My preferred approach to this type of query is using a nested aggregation with filtered sub aggregation which contains top_hits
sub aggregation. The query looks like:
# Nested and filter aggregation
POST /bookindex/book/_search
{
"size": 0,
"aggs": {
"nested": {
"nested": {
"path": "chapters"
},
"aggs": {
"filter": {
"filter": {
"match": { "chapters.title": "epilogue" }
},
"aggs": {
"t": {
"top_hits": {
"size": 100
}
}
}
}
}
}
}
}
The top_hits
sub aggregation is the one doing the actual retrieving
of nested documents and supports from
and size
properties among
others. From the documentation:
If the top_hits
aggregator is wrapped in a nested
or reverse_nested
aggregator then nested hits are being returned. Nested hits are in a
sense hidden mini documents that are part of regular document where in
the mapping a nested field type has been configured.

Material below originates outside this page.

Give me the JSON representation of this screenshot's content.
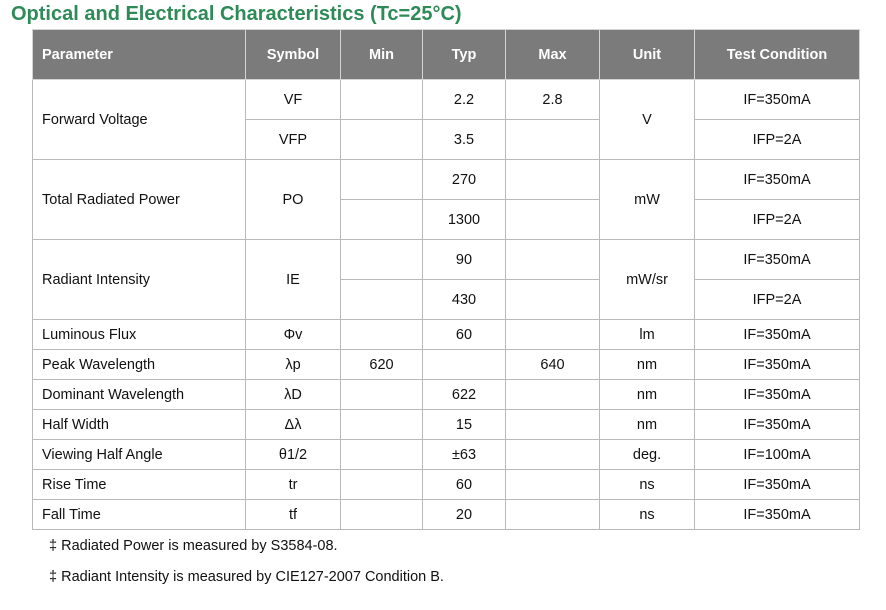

The top_hits
aggregator has the ability to un-hide these documents if it is wrapped
in a nested
or reverse_nested
aggregator. Read more about nested in
the nested type mapping.
The response from Elasticsearch is (IMO) prettier (and it seems to return it faster (though this is not a scientific observation)) and "easier" to parse.